Sobre las acciones en inconstitucionalidad intentadas ante ese organismo, para que actuando como Tribunal de Garantías Constitucionales, por un grupo de ciudadanos dominicanos en representación del Foro, por un lado, y por otro, representando al Partido Revolucionario Dominicano (PRD), la verdad absoluta del voto a unanimidad se ha roto. Ha sido violentada, con una sentencia cantinflesca. 
Los magistrados Rafael Luciano Pichardo, Hugo Álvarez Valencia, José E. Hernández
Machado, Margarita A. Tavares y Darío O. Fernández Espinal, se han pronunciado salvando su voto. Y son cinco, de trece. Y los magistrados del honor, Ana Rosa Bergés Dreyfous, Eglys Margarita Esmurdoc, Julio Aníbal Suarez, que son tres, de trece, pero que sumados a los cinco salvavidas anteriores, son ocho, dijeron que la sentencia emitida es una solemne negación de los derechos humanos de los dominicanos.
De manera, que sólo cinco jueces, de catorce que son la unanimidad, los magistrados
Juan Luperón Vásquez, Julio Ibarra Ríos, Enilda Reyes Pérez, Dulce Ma. Rodríguez de Goris, José Castellanos Estrella, Edgar Hernández Mejía, Pedro Romero Confesor, y debiéramos de incluir aquí también al presidente de la Suprema, para completar los ocho que de ninguna manera serían un empae y mucho menos una mayoría, se constituyeron en unanimidad en esta ocasión para legitimar una sentencia muy propia del estilo de hacer las cosas que está identificando a los protagonistas de la sociedad dominicana en los actuales momentos. Mejor que como lo hacía el genial cómico del cine mexicano Mario Moreno, Cantinflas. Ni si, ni no, pero sí, pero no.
La mostrenca sentencia de nuestros cantinflescos magistrados declaró inadmisible, sin atreverse a tocar el fondo del asunto, la solicitud de inconstitucionalidad para la decisión ejecutada por el presidente de la República, Leonel Fernández y su equipo de la administración de turno, en lo que se refiere a un préstamo concertado y ejecutado por ese gobierno con la Sunland.

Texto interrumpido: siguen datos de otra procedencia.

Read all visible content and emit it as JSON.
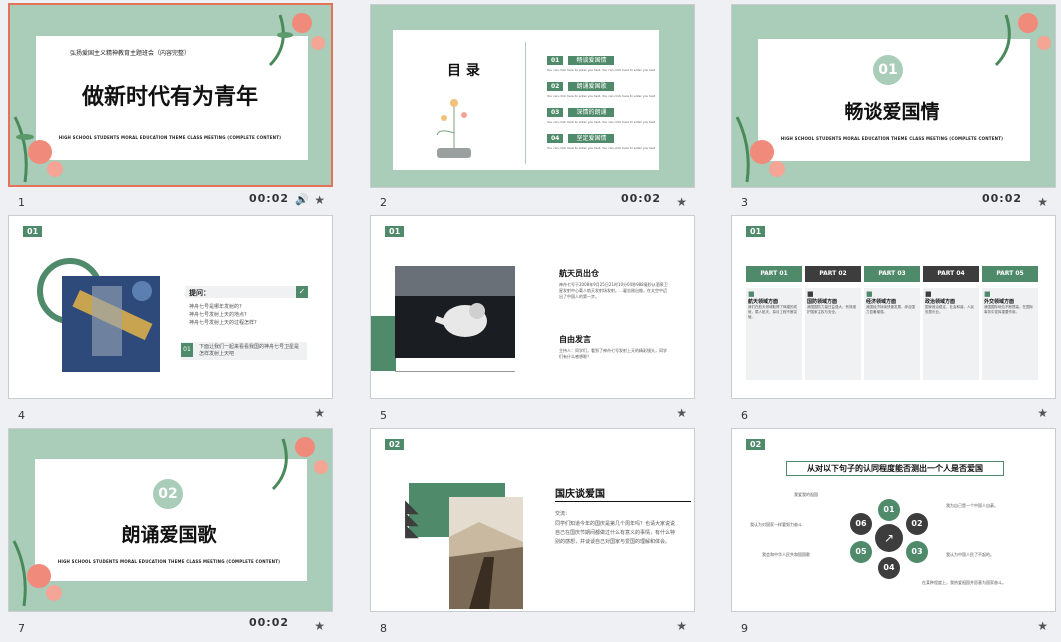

Dicen que adoptaron esa resolución porque quienes impetraron la solicitud no son los genuinos representantes de la ciudadanía, que según estos sabios juristas ya esa ciudadanía delegó en los presidentes del Senado y de la Cámara de Diputados. Genial. Los presidentes de esos organismos son súbditos de Leonel Fernández, pero son los únicos que pueden reclamar constitucionalidad para los actos de Leonel Fernández y su gobierno. Ningún otro ciudadano puede hacerlo, porque la Constitución, según estos magistrados, no lo ampara. ¡Barrabás!
Copiemos, sin embargo, la expresión de los dignos jueces disidentes de la barrabasada, los magistrados Ana Rosa Bergés Dreyfous, Eglys Margarita Esmurdoc y Julio Aníbal Suarez. Este es su certero criterio:
"Es criterio de los suscribientes: Ana Rosa Bergés Dreyfous, Eglys Margarita Esmurdoc y Julio Aníbal Suarez, que la Suprema Corte de Justicia, actuando como Corte Constitucional no puede abandonar ni restringir el concepto de parte interesada que ha sido consagrado y mantenido a partir de la sentencia que fuera pronunciada el 8 de Agosto de 1998, en la cual se estableció: “que en armonía con el estado de derecho que organiza la Constitución de la República y los principios que le sirvieron de fundamento al constituirse la sociedad dominicana en nación libre e independiente, entre ellos el sistema de control de la constitucionalidad por vía de excepción, hoy ampliado mediante la instauración en 1994, con
el derecho a demandar la inconstitucionalidad de la ley por vía directa, debe entenderse por parte interesada, aquella que figure como tal en una instancia, contestación o controversia de carácter administrativo o judicial, o contra la cual se realice un acto por uno de los poderes públicos, basado en una disposición legal, pretendidamente inconstitucional, o que justifique un interés legitimo, directo o actual, jurídicamente protegido, o que actúe como denunciante
de la inconstitucionalidad de la ley, decreto, resolución o acto, para lo cual se requerirá que la denuncia sea grave y seria;” enunciado que aparece incluso citado en el primer considerando de esta sentencia, con lo cual se admite que las personas que cumplan con una de esas condiciones tienen la facultad de perseguir la declaratoria de inconstitucionalidad de cualesquiera de los actos de los poderes públicos que no estén acordes con nuestra Carta Sustantiva.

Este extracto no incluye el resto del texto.